Bridgeland is an older neighbourhood of modest houses fronting onto First Avenue, a decaying retail street which is intersected by a pair of unique elm-canopied streets. The new plan revitalises and connects the neighbourhood to downtown, addressing the vital need for density and diversity in the inner city. The tree-lined streets extend through the re-established blocks to the new 8 acre park, built on the hospital footprint. One of these streets culminates in the park as a pedestrian stairway, the other is a promontory that memorialises the hospital.

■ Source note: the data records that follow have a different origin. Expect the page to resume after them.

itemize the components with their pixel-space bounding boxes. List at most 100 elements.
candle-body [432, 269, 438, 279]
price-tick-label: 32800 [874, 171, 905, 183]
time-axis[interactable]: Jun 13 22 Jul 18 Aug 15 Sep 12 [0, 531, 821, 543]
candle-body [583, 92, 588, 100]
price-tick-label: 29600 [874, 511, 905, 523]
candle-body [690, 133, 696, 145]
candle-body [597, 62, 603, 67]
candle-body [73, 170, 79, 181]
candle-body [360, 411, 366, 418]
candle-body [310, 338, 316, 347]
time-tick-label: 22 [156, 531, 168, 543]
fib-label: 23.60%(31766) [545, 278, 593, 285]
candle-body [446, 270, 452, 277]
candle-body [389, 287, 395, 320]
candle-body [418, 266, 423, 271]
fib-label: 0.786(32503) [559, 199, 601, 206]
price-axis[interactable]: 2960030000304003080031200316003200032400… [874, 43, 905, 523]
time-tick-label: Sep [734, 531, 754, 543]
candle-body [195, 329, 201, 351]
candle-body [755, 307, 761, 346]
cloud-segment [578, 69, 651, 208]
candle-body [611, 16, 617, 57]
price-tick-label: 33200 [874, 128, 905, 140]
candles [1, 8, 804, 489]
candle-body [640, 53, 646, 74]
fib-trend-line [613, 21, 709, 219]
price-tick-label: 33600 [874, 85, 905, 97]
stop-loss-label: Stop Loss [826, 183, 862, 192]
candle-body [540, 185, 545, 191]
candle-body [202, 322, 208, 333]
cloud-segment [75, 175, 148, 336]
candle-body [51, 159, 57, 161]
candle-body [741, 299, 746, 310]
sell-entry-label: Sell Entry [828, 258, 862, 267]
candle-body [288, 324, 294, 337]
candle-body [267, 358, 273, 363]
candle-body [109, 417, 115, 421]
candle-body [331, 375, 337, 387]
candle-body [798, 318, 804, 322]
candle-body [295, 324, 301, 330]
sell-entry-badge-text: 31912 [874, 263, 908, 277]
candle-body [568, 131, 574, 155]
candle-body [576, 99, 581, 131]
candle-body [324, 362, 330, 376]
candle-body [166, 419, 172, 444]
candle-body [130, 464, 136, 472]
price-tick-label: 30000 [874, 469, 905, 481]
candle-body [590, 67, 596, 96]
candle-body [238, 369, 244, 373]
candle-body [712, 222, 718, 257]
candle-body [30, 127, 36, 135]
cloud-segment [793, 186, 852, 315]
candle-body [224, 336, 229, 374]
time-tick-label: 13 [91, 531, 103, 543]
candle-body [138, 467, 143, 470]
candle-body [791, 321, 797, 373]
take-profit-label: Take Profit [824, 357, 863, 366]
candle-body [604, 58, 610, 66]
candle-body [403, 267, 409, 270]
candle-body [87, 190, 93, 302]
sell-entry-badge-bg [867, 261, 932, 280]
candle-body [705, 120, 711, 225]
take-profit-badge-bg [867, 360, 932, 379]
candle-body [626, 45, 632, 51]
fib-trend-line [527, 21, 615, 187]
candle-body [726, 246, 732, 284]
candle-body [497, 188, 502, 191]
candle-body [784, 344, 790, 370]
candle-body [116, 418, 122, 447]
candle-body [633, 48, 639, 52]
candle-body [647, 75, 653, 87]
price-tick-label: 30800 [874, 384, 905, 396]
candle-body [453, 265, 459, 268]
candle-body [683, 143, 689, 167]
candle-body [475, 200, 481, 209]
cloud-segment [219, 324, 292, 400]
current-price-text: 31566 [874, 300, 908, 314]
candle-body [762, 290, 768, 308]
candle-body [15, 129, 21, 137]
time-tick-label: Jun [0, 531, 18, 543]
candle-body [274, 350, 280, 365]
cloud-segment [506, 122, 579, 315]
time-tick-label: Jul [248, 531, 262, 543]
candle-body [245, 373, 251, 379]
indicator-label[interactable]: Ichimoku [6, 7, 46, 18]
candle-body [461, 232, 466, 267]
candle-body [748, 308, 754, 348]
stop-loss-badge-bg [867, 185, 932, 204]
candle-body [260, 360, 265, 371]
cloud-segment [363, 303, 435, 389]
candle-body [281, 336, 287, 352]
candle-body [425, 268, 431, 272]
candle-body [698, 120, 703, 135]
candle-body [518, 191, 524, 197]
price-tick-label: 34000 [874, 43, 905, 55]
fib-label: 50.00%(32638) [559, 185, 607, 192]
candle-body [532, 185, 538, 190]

Multi-storey housing borders the park on three sides to create an outdoor ‘room’, focusing on the downtown skyline and enhanced by a consistent building height surrounding the park. At-grade residential units provide front doors onto the street, and secondary public squares establish housing precincts with visual connections to neighbourhood icons. A new Community Centre is a ‘garden wall’ on the corner of the park and mirrors the promontory, together embracing the soccer fields. The Community Centre’s sustainable green roof provides overlook to the park, which reconnects to the bluff open space system by the removal of a peripheral street. A new perpendicular street forms a pedestrian promenade that connects the entire neighbourhood to the transit station, the Bow River, and Downtown.
A sceptical community was immersed in the design process. A series of charettes exposed them to a variety of building typologies, ultimately convincing them that if properly implemented, an appropriate density of an additional 2,500 residents would support the renaissance of the community. The plan has become a precedent for future development and revitalisation of inner city districts in Calgary.